Il blog in questione è proprio questo qui, e in quella pagina lì metto (e metterò) gli ebook estratti da cose del blog. Per ora ci sono già Wörter in Münster, tratto dall’omonima serie di appunti autobriografici sui primi mesi della mia permanenza in Vestfalia (Germania), e la ben più corposa raccolta de La lavanderia a gettoni, i cui tre principali racconti sono usciti a puntate sempre qui.
Entrambi i lavori presentano anche parti inedite, oltre che correzioni e adattamenti. E ovviamente sono a gratis, in epub o pdf.

E anche se non guardo mai troppo lontano nel futuro, mi è facile prevedere che entro qualche mese gli ebook del blog diventeranno tre.

Correzioni

Ogni tanto mi viene il tarlo di rileggere e corregere (la forma, la grammatica, il contenuto) di vecchi post qui sul blog.
È una cosa che va un po’ contro lo spirito di (quasi) spontaneità con cui scrivo qui, però ogni tanto mi capita. Forse, chissà, fra qualche settimana correggerò anche questo post qui.

Volare

Tutte le volte che prendo un aereo, immagino di programmare un post sul blog con scritto qualcosa tipo “sono morto sul volo XXX” per dopo l’atterraggio, poi ovviamente cancellarlo se tutto va bene.
Immagino anche il caso in cui, se tutto va male, i giornalisti vadano a spulciare le pagine facebook, i siti, i blog, vedano il post e ne facciano un caso.
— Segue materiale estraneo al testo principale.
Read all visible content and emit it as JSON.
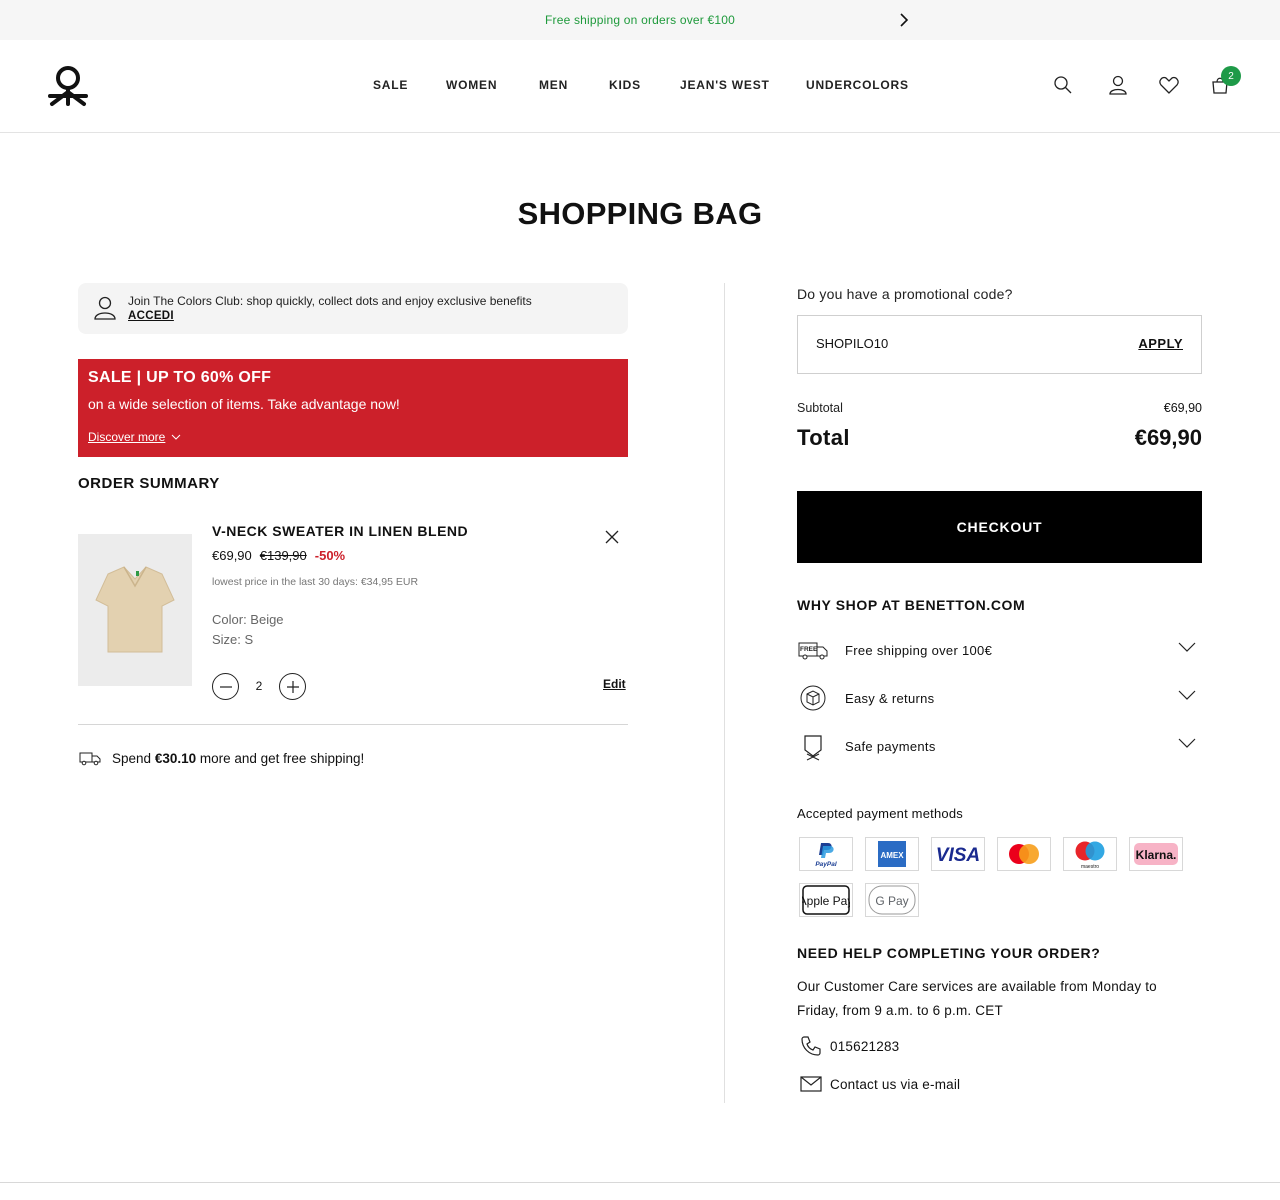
{
  "topbar": {
    "text": "Free shipping on orders over €100"
  },
  "nav": [
    "SALE",
    "WOMEN",
    "MEN",
    "KIDS",
    "JEAN'S WEST",
    "UNDERCOLORS"
  ],
  "header": {
    "cart_count": "2"
  },
  "page_title": "SHOPPING BAG",
  "club": {
    "text": "Join The Colors Club: shop quickly, collect dots and enjoy exclusive benefits",
    "link": "ACCEDI"
  },
  "sale_banner": {
    "title": "SALE | UP TO 60% OFF",
    "subtitle": "on a wide selection of items. Take advantage now!",
    "link": "Discover more",
    "color": "#cc202a"
  },
  "order_summary": {
    "title": "ORDER SUMMARY",
    "item": {
      "name": "V-NECK SWEATER IN LINEN BLEND",
      "price": "€69,90",
      "old_price": "€139,90",
      "discount": "-50%",
      "lowest": "lowest price in the last 30 days: €34,95 EUR",
      "color": "Color: Beige",
      "size": "Size: S",
      "qty": "2",
      "edit": "Edit"
    },
    "shipping_prefix": "Spend",
    "shipping_amount": "€30.10",
    "shipping_suffix": "more and get free shipping!"
  },
  "promo": {
    "question": "Do you have a promotional code?",
    "value": "SHOPILO10",
    "apply": "APPLY"
  },
  "totals": {
    "subtotal_label": "Subtotal",
    "subtotal": "€69,90",
    "total_label": "Total",
    "total": "€69,90"
  },
  "checkout": "CHECKOUT",
  "why": {
    "title": "WHY SHOP AT BENETTON.COM",
    "items": [
      {
        "label": "Free shipping over 100€",
        "icon": "free-shipping-icon"
      },
      {
        "label": "Easy & returns",
        "icon": "returns-box-icon"
      },
      {
        "label": "Safe payments",
        "icon": "shield-icon"
      }
    ]
  },
  "payments": {
    "title": "Accepted payment methods",
    "methods": [
      "PayPal",
      "AMEX",
      "VISA",
      "Mastercard",
      "maestro",
      "Klarna.",
      "Apple Pay",
      "G Pay"
    ]
  },
  "help": {
    "title": "NEED HELP COMPLETING YOUR ORDER?",
    "text": "Our Customer Care services are available from Monday to Friday, from 9 a.m. to 6 p.m. CET",
    "phone": "015621283",
    "email": "Contact us via e-mail"
  },
  "colors": {
    "accent_green": "#1f9a3c",
    "badge_green": "#1e9a48",
    "sale_red": "#cc202a"
  }
}
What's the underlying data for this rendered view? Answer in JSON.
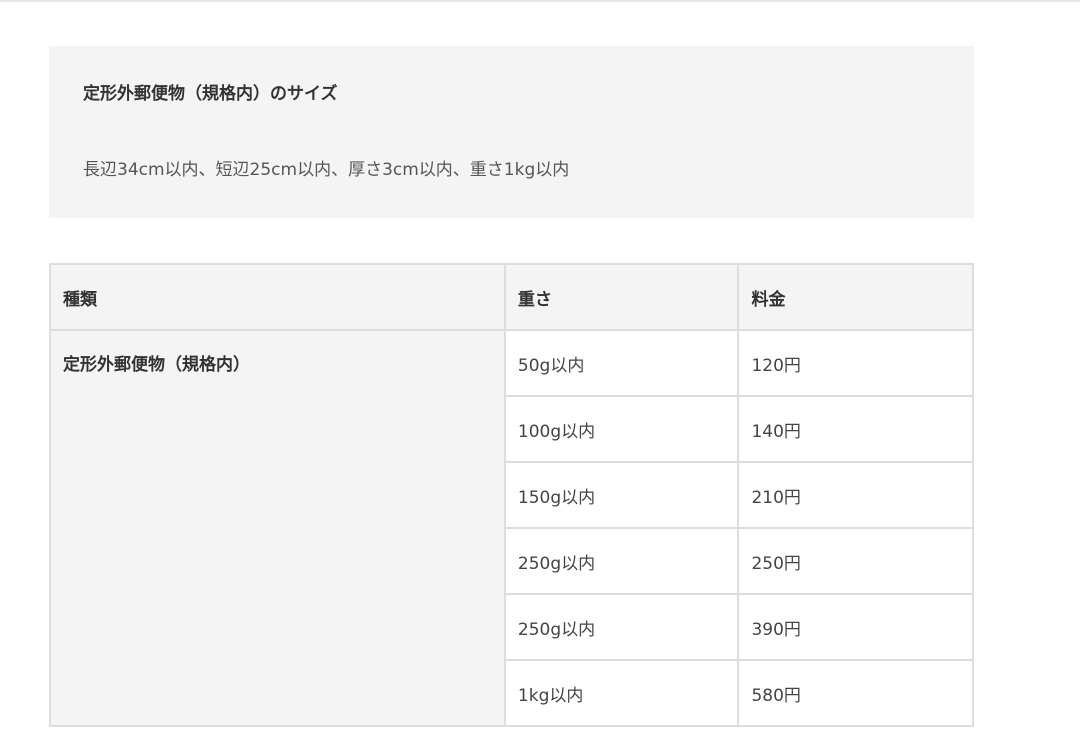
{
  "info": {
    "title": "定形外郵便物（規格内）のサイズ",
    "text": "長辺34cm以内、短辺25cm以内、厚さ3cm以内、重さ1kg以内"
  },
  "table": {
    "headers": [
      "種類",
      "重さ",
      "料金"
    ],
    "type_label": "定形外郵便物（規格内）",
    "rows": [
      {
        "weight": "50g以内",
        "price": "120円"
      },
      {
        "weight": "100g以内",
        "price": "140円"
      },
      {
        "weight": "150g以内",
        "price": "210円"
      },
      {
        "weight": "250g以内",
        "price": "250円"
      },
      {
        "weight": "250g以内",
        "price": "390円"
      },
      {
        "weight": "1kg以内",
        "price": "580円"
      }
    ]
  }
}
Non mi stupirebbe, anzi sarebbe divertente.

Comunque alla fine, anche stavolta non ho programmato il post e non è caduto l’aereo.

Sticazzi

A volte immagino il mio futuro datore di lavoro che spulcia questo blog prima di decidere se assumermi o no. Pratica comune/ovvia/scontata che segue solo quella del profilo facebook. E legge quello che ho scritto nel post precedente, dandogli troppa importanza.
Già il fatto che ci pensi fa di me una persona orribile, anche se cosciente della realtà in cui vive.
E poi anche sticazzi.

Ora che ci penso il futuro datore di lavoro leggerà anche questo.
Come sopra.

Ispytanie

Spesso mi scordo di avere strumenti di analisi del traffico anche su questo blog.
Non ha molto senso, ma ogni tanto me ne ricordo e controllo quel flusso di informazioni con la curiosità di un bambino. Penso che c’è anche gente che fa questo per lavoro, ma per fortuna non sono io.